Return of Goods - "Avoir"s

I recently posted some details on SFN about the law concerning reimbursement of goods as I had been given an Avoir from a local shop not reimbursement. I thought I had found the "loi article" which applied and returned to the shop where the assistant had asked me to prove that I was entitled to a reimbursement not credit. I spoke to the girl, ranted a bit at the owner's son then finally spoke to a women who informed me that the law only applied to internet shopping. I asked her to show me the details which she will do tomorrow.

Anyway on returning home I searched the internet again (I am not too proud) and finally found she was right and this is the best site I found with the clearest information and the bit I needed was this:

-Concernant les achats en magasins, il est possible de constater que certains commerçants laissent la « possibilité de rapporter l’objet (dans son emballage) sous X jours ».
Dans un tel cas, il s’agit d’un droit que le commerçant laisse au consommateur, et non d’une obligation légale à laquelle il est soumis.
Toutefois, il convient de préciser que juridiquement, le professionnel est tenu de ce pourquoi il s’engage.
Mais lorsque rien n’est mentionné par écrit (affichage, Conditions Générales de Vente, écrit informatif) : attention, le professionnel n’a aucune obligation d’accorder ce droit au consommateur !

So beware - you have more rights buying over the internet with 14 days to return the goods and be reimbursed.

I think you'll find that this droit de retraction doesn't apply to a purchase in a shop. If you buy by mail order, internet, phone, or on your doorstep, it's different, & that's what this clause covers.

Possibly a bit late but you have 7 days in which you can return any goods ( undamaged )

even if you bought on a whim.

they frequently try and fob you off with an "avoir" which you don't have to accept either.

Last resort, tell them you will contact UFC Que Choisir,( consumer help in most towns )

and stick to your guns !!

Droit de retractation on google for more ...

I think a lot of the smaller retailers have troubles with people who try to take advantage - Finding they could have got the product cheaper online - "Borrowing" a dress for an evening out and returning it the next day. So that is their way of protecting themselves. A bit different with a large builders merchant.
But overcharging is fraud and in that case I would expect an instant refund and a grovelling apology.

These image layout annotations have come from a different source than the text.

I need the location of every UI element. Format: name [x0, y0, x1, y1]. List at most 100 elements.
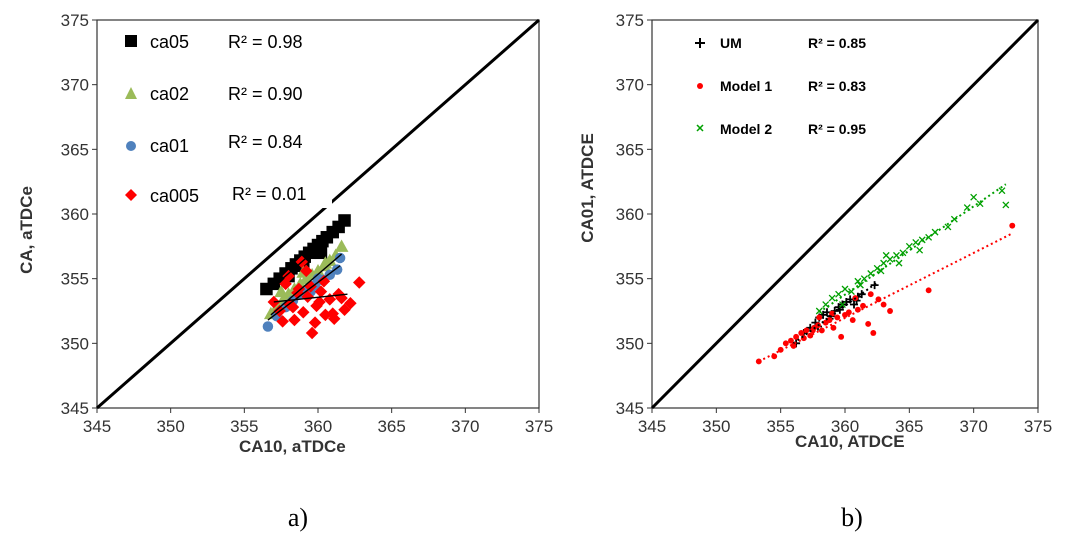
point-ca05-18: [314, 246, 328, 260]
identity-line-b: [650, 18, 1040, 410]
point-model-1-33: [867, 291, 874, 298]
y-tick-label-b-360: 360: [616, 205, 644, 224]
legend-item-um: UM R² = 0.85: [695, 35, 866, 51]
trendline-ca05: [265, 223, 345, 294]
x-axis-label-b: CA10, ATDCE: [795, 432, 905, 451]
point-model-2-4: [841, 285, 849, 293]
point-model-2-30: [916, 246, 924, 254]
point-model-1-26: [887, 308, 893, 314]
point-model-2-31: [882, 251, 890, 259]
point-model-2-26: [838, 301, 846, 308]
y-tick-label-b-350: 350: [616, 334, 644, 353]
point-ca005-7: [301, 290, 314, 304]
point-ca005-16: [344, 296, 357, 310]
y-tick-label-a-370: 370: [61, 76, 89, 95]
legend-item-ca01: ca01 R² = 0.84: [126, 132, 303, 156]
point-ca01-0: [262, 321, 274, 332]
point-model-2-10: [880, 259, 888, 267]
legend-item-ca05: ca05 R² = 0.98: [125, 32, 303, 52]
point-ca01-10: [334, 252, 346, 264]
point-ca005-10: [314, 285, 328, 298]
legend-marker-um: [695, 38, 705, 48]
legend-a: ca05 R² = 0.98 ca02 R² = 0.90 ca01 R² = …: [112, 28, 332, 208]
point-ca005-20: [299, 264, 313, 278]
point-ca005-23: [326, 307, 339, 320]
point-ca005-26: [313, 295, 326, 309]
identity-line-a: [96, 18, 540, 410]
legend-marker-ca005: [125, 189, 137, 201]
point-model-1-27: [925, 287, 932, 294]
legend-r2-model-1: R² = 0.83: [808, 78, 866, 94]
y-tick-label-a-360: 360: [61, 205, 89, 224]
point-model-2-16: [918, 236, 926, 244]
point-ca02-13: [274, 284, 289, 298]
tick-labels-a: 345 350 355 360 365 370 375 345 350 355 360 365 370 3…: [61, 11, 554, 436]
trendline-ca005: [273, 293, 348, 303]
point-model-1-15: [834, 314, 841, 321]
x-tick-label-a-360: 360: [304, 417, 332, 436]
point-model-1-28: [1009, 222, 1016, 229]
plot-marks-a: [96, 18, 540, 410]
point-model-1-7: [803, 327, 810, 334]
point-ca005-6: [297, 306, 310, 319]
point-ca005-18: [282, 269, 295, 283]
legend-marker-model-1: [697, 83, 703, 89]
panel-label-a: a): [288, 503, 308, 532]
x-tick-label-b-350: 350: [702, 417, 730, 436]
point-ca005-22: [317, 275, 331, 288]
legend-r2-ca01: R² = 0.84: [228, 132, 303, 152]
y-axis-label-b: CA01, ATDCE: [578, 133, 597, 243]
point-model-1-3: [782, 340, 789, 347]
trendline-um: [792, 281, 878, 345]
x-tick-label-b-370: 370: [959, 417, 987, 436]
point-model-2-22: [970, 193, 978, 201]
point-model-2-15: [912, 238, 920, 246]
trendline-model-1: [758, 232, 1013, 363]
point-model-2-27: [856, 281, 864, 289]
y-tick-label-b-355: 355: [616, 270, 644, 289]
x-axis-label-a: CA10, aTDCe: [239, 437, 346, 456]
trendline-ca01: [267, 265, 341, 321]
point-model-1-14: [830, 324, 837, 331]
point-ca005-21: [308, 316, 322, 329]
y-tick-label-a-350: 350: [61, 334, 89, 353]
y-tick-label-a-345: 345: [61, 399, 89, 418]
point-model-2-6: [854, 277, 862, 285]
point-model-1-29: [790, 342, 797, 349]
legend-box-a: [112, 28, 332, 208]
x-tick-label-a-345: 345: [83, 417, 111, 436]
legend-item-model-1: Model 1 R² = 0.83: [697, 78, 866, 94]
y-tick-label-b-370: 370: [616, 76, 644, 95]
legend-label-ca05: ca05: [150, 32, 189, 52]
legend-label-model-1: Model 1: [720, 78, 772, 94]
point-model-2-8: [867, 270, 875, 277]
point-model-2-13: [899, 249, 907, 257]
legend-item-ca005: ca005 R² = 0.01: [125, 184, 307, 206]
point-model-1-5: [793, 333, 800, 340]
legend-marker-ca02: [125, 87, 137, 99]
legend-b: UM R² = 0.85 Model 1 R² = 0.83 Model 2 R…: [668, 28, 880, 148]
y-axis-label-a: CA, aTDCe: [17, 186, 36, 274]
point-model-1-19: [849, 317, 856, 323]
point-model-2-28: [877, 267, 885, 275]
point-model-1-25: [880, 301, 887, 308]
point-model-1-31: [829, 310, 836, 317]
legend-item-ca02: ca02 R² = 0.90: [125, 84, 303, 104]
legend-r2-ca02: R² = 0.90: [228, 84, 303, 104]
point-model-1-2: [777, 346, 784, 353]
y-tick-label-b-345: 345: [616, 399, 644, 418]
point-model-1-21: [860, 302, 866, 309]
point-ca01-9: [331, 264, 343, 275]
point-model-2-19: [944, 223, 952, 231]
x-tick-label-a-375: 375: [525, 417, 553, 436]
point-um-16: [870, 281, 879, 290]
chart-panel-a: 345 350 355 360 365 370 375 345 350 355 360 365 370 3…: [17, 11, 553, 532]
legend-marker-model-2: [696, 124, 704, 132]
chart-panel-b: 345 350 355 360 365 370 375 345 350 355 360 365 370 3…: [578, 11, 1052, 532]
point-model-1-20: [854, 306, 861, 313]
legend-label-um: UM: [720, 35, 742, 51]
trendline-ca02: [270, 253, 343, 316]
point-model-2-3: [835, 290, 843, 298]
legend-r2-ca05: R² = 0.98: [228, 32, 303, 52]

I have found that our local Gedimat is quite happy to have unused goods returned even after more than a year ad generally gives the value in cash (with no deductions for restocking etc) apart form on one occasion where the refund was over €200 and they told me I would be sent a cheque which arrives about 7 days later. I think I have also had a small refund in cash from M Bricolage but most places do give an avoir for returned goods. For tiles and flooring etc I always overbuy slightly and they are quite happy to agree refunds for the excess without mentioning any time limit.

If you have been overcharged, I am sure you would be within your rights to demand cash.
Try threatening to call the police. Tell them you are on good terms with the editor of the local paper.......

On several occasions I have been over-charged at Inter Marche. The amounts were small (less than a euro), but I went back to the till out of principal. On each occasion I have been presented with an avoir rather than cash, even though it only happened minutes before!

In some cases, Internet traders insist you follow their return procedures and that may require you to print out a pre-paid return label. Could be tricky if you don't own a printer.

Just a change of mind. In the case of internet purchases you have 14 days to return them and it depends on the seller as to whether they will refund the postage. Check before you return - or before you buy even. I bought some shoes from Germany once, made a mistake with the size and they refunded the postage and sent the correct size.

I was being lazy and hoping to get an answer without reading all that "small print!" :-)

Copy of EU law for SALE OF GOODS can be found here..

Would that apply in the case of faulty goods, or only if you have changed your mind?
In the case of internet purchases, you have to pay return postage unless the goods are faulty or not what was described.